Wild Women: Photographers of the 1920s California Desert
From 1926 to 1935, Susie Keef Smith was the postmaster in Mecca, California. An aspiring photographer, she spent much of her time at the post office admiring the popular picture postcards. In her free time, she trekked through remote desert areas with her Graflex camera to make and sell her own postcards. Smith was accompanied by her cousin Lulu Mae Graves, who had come to California from Tennessee to escape a troubled home life. Together they traveled unchaperoned by foot, burro, and Ford model T to places like the Salton Sea, Desert Hot Springs, and Mecca Mud Hills. Their photographs show a unique cast of characters working in the area including prospectors and surveyors, as well as the stunning desert landscape with its unique rock formations. Sometimes photographing each other, the women embody the spirit of the region, adventuring into new terrain wearing men’s clothes and cowboy hats, handling guns, kingsnakes, and cameras.

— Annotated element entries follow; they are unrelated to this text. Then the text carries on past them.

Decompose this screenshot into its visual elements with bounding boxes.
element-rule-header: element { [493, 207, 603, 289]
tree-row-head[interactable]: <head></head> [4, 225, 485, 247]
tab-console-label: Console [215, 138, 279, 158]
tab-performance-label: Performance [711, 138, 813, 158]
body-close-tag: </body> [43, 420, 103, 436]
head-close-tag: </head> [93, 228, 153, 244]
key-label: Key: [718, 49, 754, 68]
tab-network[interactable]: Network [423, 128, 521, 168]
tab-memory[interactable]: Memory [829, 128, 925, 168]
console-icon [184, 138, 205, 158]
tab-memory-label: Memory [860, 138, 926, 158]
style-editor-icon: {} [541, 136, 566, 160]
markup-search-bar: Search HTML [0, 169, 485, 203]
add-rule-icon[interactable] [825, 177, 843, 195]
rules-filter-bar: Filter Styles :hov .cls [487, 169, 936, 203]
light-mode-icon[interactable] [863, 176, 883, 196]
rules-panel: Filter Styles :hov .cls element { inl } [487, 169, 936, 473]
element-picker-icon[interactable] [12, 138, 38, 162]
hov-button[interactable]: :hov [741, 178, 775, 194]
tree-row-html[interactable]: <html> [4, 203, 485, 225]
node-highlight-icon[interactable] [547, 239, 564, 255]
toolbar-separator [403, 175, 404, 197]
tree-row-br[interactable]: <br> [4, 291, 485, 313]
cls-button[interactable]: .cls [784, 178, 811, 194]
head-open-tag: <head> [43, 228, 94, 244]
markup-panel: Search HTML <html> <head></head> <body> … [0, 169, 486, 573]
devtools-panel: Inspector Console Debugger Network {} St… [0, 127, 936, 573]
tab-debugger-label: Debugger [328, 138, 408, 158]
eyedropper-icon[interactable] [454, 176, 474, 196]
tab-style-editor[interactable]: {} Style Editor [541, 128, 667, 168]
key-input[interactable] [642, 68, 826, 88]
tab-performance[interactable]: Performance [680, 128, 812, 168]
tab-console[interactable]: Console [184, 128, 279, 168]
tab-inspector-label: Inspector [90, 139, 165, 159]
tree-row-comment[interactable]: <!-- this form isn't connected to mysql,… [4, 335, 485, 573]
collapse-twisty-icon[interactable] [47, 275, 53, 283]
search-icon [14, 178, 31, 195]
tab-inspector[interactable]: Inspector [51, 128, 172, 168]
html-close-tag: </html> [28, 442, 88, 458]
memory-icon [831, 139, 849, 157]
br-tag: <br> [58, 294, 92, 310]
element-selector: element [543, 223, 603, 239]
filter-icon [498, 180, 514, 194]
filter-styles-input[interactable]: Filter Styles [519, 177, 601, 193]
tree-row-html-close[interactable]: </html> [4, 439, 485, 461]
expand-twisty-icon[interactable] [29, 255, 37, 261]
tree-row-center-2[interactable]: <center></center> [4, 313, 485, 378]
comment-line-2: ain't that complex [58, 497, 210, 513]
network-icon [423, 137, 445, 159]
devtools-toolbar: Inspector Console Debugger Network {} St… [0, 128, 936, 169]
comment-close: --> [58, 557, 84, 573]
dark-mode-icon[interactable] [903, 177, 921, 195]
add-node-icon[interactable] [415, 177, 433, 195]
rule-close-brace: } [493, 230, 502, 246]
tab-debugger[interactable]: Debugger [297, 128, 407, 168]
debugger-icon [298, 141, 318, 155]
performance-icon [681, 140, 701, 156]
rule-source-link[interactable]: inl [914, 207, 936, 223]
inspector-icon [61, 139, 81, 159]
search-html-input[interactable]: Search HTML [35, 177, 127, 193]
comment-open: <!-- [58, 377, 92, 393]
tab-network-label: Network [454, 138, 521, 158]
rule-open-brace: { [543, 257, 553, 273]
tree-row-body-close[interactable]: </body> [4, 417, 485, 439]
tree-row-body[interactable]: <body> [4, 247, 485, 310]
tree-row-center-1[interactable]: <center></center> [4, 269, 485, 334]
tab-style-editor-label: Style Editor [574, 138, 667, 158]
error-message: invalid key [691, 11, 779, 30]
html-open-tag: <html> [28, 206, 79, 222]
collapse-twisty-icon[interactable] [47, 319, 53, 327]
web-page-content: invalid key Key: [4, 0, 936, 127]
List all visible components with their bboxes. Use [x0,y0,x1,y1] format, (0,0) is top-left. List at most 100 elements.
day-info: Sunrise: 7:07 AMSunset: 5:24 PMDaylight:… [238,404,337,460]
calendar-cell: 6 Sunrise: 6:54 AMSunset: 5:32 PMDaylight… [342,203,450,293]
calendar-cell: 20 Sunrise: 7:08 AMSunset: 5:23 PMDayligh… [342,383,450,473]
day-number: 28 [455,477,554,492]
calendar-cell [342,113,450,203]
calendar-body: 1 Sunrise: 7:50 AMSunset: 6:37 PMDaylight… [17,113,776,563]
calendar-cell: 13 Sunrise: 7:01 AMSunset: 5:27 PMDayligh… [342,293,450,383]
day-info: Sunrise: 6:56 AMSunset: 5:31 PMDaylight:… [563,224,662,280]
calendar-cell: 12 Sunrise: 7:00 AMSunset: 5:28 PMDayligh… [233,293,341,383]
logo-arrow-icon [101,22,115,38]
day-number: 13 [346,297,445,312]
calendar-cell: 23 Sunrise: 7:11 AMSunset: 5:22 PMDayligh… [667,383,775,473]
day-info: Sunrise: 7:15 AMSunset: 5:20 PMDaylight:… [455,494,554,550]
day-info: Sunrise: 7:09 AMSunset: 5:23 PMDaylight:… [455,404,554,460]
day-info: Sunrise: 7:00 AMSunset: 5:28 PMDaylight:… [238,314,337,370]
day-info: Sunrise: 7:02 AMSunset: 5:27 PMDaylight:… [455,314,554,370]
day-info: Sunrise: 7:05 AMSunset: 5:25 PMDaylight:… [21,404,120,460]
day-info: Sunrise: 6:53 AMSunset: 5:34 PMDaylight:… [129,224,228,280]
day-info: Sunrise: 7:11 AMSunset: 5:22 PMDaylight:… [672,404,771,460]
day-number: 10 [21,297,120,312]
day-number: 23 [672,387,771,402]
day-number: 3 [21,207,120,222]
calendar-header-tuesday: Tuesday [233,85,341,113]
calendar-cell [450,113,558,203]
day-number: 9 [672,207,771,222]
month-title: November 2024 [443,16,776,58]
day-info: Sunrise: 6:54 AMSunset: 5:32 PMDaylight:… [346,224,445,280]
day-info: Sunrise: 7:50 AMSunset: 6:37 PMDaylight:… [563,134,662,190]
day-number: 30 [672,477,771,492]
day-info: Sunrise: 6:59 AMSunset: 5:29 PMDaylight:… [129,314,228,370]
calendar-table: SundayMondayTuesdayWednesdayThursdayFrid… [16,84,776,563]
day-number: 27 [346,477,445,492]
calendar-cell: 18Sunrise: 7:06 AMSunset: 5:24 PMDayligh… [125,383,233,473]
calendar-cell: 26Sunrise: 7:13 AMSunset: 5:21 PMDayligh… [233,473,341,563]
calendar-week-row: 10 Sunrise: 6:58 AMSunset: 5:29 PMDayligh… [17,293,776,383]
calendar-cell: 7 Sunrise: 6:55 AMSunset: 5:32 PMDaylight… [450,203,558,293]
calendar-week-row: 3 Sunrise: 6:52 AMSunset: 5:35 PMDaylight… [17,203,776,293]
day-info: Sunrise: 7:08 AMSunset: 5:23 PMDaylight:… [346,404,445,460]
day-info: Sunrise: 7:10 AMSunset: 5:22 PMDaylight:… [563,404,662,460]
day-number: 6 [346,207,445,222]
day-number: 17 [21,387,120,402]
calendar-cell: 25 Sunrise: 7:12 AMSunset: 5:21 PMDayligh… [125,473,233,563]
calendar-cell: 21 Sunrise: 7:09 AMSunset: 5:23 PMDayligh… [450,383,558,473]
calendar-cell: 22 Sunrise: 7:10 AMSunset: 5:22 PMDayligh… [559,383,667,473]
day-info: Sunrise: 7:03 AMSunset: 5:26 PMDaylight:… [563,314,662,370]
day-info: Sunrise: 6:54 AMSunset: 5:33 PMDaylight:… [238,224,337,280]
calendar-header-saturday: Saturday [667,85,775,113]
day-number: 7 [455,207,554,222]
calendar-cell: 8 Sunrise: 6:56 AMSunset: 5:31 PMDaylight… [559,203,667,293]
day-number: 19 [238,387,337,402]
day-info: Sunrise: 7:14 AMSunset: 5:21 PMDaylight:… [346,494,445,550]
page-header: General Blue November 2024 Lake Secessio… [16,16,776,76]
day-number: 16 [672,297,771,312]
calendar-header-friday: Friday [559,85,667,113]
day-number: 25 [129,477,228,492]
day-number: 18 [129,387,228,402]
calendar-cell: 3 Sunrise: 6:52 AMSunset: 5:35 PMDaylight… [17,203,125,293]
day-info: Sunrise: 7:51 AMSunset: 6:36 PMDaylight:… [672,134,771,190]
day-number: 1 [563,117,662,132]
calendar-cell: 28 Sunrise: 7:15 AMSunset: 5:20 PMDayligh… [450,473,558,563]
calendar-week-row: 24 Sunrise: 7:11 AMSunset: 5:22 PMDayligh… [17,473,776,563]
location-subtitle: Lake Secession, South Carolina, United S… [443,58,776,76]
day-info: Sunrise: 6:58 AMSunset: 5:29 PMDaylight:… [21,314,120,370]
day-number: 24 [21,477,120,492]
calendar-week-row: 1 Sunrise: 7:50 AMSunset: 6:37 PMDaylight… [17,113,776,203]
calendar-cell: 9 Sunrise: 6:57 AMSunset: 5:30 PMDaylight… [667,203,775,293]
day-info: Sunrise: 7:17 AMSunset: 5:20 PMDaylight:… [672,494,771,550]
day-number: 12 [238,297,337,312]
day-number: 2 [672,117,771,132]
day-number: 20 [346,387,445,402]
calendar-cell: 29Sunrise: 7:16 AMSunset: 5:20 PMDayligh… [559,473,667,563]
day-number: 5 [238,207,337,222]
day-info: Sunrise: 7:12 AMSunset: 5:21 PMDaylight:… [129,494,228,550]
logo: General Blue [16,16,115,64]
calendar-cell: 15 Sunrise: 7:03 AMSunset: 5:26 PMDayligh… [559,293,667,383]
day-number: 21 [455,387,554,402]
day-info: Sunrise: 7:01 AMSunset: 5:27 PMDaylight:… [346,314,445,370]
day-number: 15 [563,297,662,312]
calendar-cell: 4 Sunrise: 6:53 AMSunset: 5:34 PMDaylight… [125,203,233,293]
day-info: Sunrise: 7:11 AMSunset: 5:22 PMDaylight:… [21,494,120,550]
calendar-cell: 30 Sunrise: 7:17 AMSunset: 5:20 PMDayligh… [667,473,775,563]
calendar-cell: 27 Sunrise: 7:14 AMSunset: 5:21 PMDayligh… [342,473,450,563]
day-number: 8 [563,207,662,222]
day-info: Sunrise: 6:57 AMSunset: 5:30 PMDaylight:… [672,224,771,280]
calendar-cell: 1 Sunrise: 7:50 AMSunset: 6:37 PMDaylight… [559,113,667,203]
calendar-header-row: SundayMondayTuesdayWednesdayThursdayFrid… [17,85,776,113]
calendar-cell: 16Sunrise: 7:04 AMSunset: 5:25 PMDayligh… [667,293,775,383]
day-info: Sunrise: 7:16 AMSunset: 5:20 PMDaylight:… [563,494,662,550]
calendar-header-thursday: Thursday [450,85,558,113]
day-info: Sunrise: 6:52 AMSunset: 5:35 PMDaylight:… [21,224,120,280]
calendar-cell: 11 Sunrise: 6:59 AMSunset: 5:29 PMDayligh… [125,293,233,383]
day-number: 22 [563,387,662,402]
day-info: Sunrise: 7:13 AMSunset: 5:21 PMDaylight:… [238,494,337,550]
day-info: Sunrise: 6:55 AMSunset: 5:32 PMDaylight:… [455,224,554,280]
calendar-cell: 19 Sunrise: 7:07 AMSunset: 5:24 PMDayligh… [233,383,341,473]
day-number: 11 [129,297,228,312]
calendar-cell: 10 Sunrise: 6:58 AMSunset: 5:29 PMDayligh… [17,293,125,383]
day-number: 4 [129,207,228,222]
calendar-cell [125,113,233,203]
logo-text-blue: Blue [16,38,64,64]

Roughly fifty years later in 1988, a large sack of old photo albums was dropped on the desk of archaeologist and historian Ron May. The environmental management specialist reviewed archaeology and history reports for San Diego County, but was occasionally asked by the Office of the Public Administrator to evaluate historic items from unclaimed estates. May looked through the albums that would later be identified as the scrapbooks of Smith and Graves and knew he had something special on his hands. His colleague who had shown him the albums mentioned that she had recovered them from the dumpster outside the Public Administrator’s and that there were many more still there. May, curiosity piqued, climbed into the dumpster to rescue the photographs among rotting food and newspapers.
After careful review, May determined the photographer was Susie Keef Smith who had died that year (1988), leaving behind her extraordinary photographs and those of her cousin. Smith and Graves had documented an early era in Southern California’s Corn Springs from 1910-1920, an era for which historians have little primary source material. Each crumbling, black leather books combined the two women’s photographs so that it was difficult to determine which photographer made which images. These photographs, along with the artist’s portraits and photographs of prospectors, surveyors, and even a human skeleton found in the dirt, have made their way into historical archives published as a book titled Postcards from Mecca, The California Desert Photographs of Susie Keef Smith and Lula Mae Graves, 1916-1936. The book is edited by Graves’s grandson, Warner Graves III, and published by the Mojave Desert Heritage and Cultural Association.